DYKES, Jeff C. Law on a Wild Frontier: Four Sheriffs of Lincoln County. Washington: Potomac Corral of the Westerners, 1969. iv, 25 [2] pp., text illustrations (photographic portraits, Russell, Remington), map. 8vo, original yellow pictorial wrappers. Fine.

     First trade edition. The Great Western Series 5. Dykes explores the lives of four sheriffs of Lincoln County: William Brady, Pat Garrett, John Poe, and George Curry. Though the book is ostensibly about these men, the overarching theme is Billy the Kid and the Lincoln County War.

DYKSTRA, Robert R. The Cattle Towns. New York: Knopf, 1968. [12] 386, x [2] pp., photographic plates, maps. 8vo, original brown cloth. Fine in d.j.

     First edition. Adams, Burs II:60. Guns 656: “The author treats the Kansas cowtowns from a different angle.... He concentrates on their growth, economic condition, and decline rather than upon the lawlessness so often emphasized.” Reese, Six Score 35: “A social history of the Kansas cattle towns written almost entirely from primary sources. Few books have dealt seriously with the realities of life in the cattle trading centers of Abilene, Ellsworth, Wichita, and Dodge City, and none as well or as completely as this.” 

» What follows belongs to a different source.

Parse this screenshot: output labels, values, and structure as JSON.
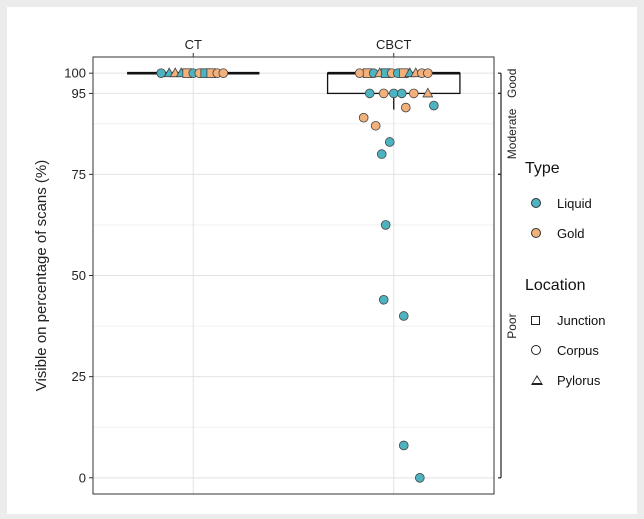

GIBSON, Arrell Morgan (ed.). Ranching in the West: Journal of the West 14:3, July 1975. viii, 160 pp., illustration by H. Jordan Rollins on p. 1, ads. 8vo, original grey-and-white printed wrappers. Light wear and foxing, otherwise fine. Ink signature of Donald D. Brand on upper wrapper; laid in are two letters between Brand and Terry G. Jordan discussing the latter’s article in this issue of the journal.

     First printing. This issue of the Journal includes “Texan Influence in Nineteenth-Century Arizona Cattle Ranching” by Terry Jordan; “Western Livestock Policy during the 1950s” by Edward L. and Frederick Shapsmeier; and “Cattlemen’s Association in New Mexico Territory.”